Harnish uses the language of “right seat” deliberately. A seat isn’t just a job title. It’s the intersection of three things: what the business needs from the role, what the person is genuinely great at, and what energises rather than drains them. When all three align, performance becomes almost effortless. When they don’t, even your best people will underperform — and often blame themselves for it.
What Getting People in the Right Roles Actually Requires
This is where many businesses stall. They recognise the misalignment but don’t know how to address it without damaging relationships or losing good people in the process.
Here’s what Harnish’s framework points to — and what I’ve seen work in practice:
1. Get clear on what each role actually needs — before you evaluate who’s in it.
Most role descriptions describe tasks, not outcomes.
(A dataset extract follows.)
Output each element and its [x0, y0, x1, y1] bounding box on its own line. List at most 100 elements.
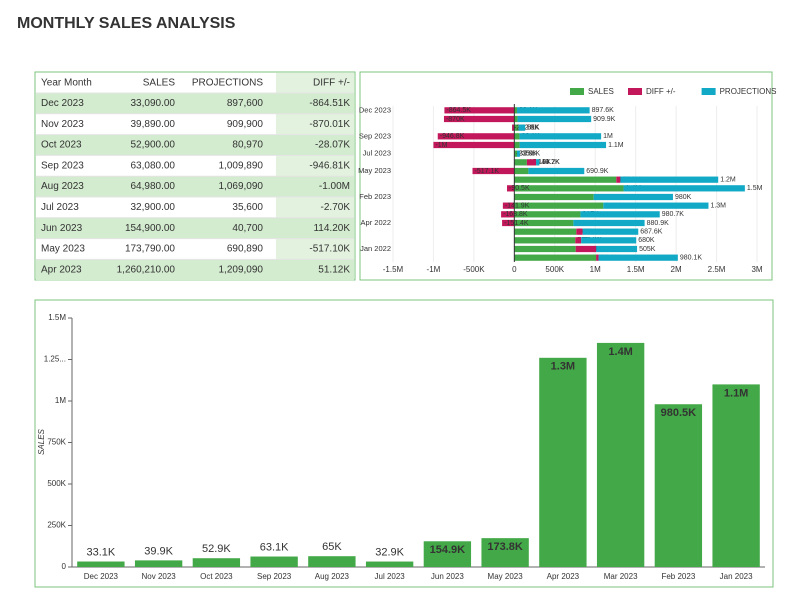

Rewrite them around the results the role needs to produce, the decisions it needs to own, and the strengths it requires. Only then can you honestly assess whether the right person is sitting in it.
2. Separate values fit from role fit — and be honest about both.
Someone can share your values completely and still be in the wrong seat. These are two different conversations. Conflating them leads to keeping people in misaligned roles out of loyalty — which ultimately serves no one.
3. Have the right seat conversation before the performance conversation.
If someone is consistently underperforming, ask whether the role itself is the problem before concluding the person is. In many cases, the same individual in a better-matched role becomes one of your strongest contributors.
4. Build your org chart around the business you’re becoming — not the one you are today.
Harnish encourages leaders to design the structure their business needs at the next stage of growth, then assess honestly whether the current team can step into it. This isn’t about replacing people — it’s about being clear on what the business needs and having genuine conversations about who wants to grow into it.
5. Review people decisions as regularly as you review financial decisions.
Most businesses review their P&L monthly. Very few review their people structure with the same discipline. Harnish recommends treating people decisions as a regular leadership agenda item — not a once-a-year HR exercise.
The Leadership Cost of Getting This Wrong
There’s a less visible cost to role misalignment that doesn’t show up in a spreadsheet — but every leader feels it.
When people are in the wrong seats, leaders compensate. They step in, pick up the slack, make decisions that should belong to someone else. Over time, this creates exactly the kind of overload and over-reliance we explored last month. Leaders can’t focus on what matters most because they’re too busy managing the gaps created by structural misalignment.
Getting people in the right roles isn’t just a people strategy. It’s how leaders reclaim their own focus — and create the conditions for the business to grow without them at the centre of everything.
A Diagnostic Worth Running
Before your next leadership team meeting, ask yourself honestly:
- Is everyone in my leadership team in a role that matches their genuine strengths?
- Are there any roles where performance issues might actually be a seat problem?
- If I were designing my leadership structure from scratch today, would it look the same as it does now?
These aren’t comfortable questions. But they’re the ones that tend to unlock the most meaningful change.
As Harnish puts it — the goal isn’t just to have great people. It’s to have great people doing the right work, in the right structure, with the right clarity about what they own.
That’s when a business stops relying on heroics and starts running like a team.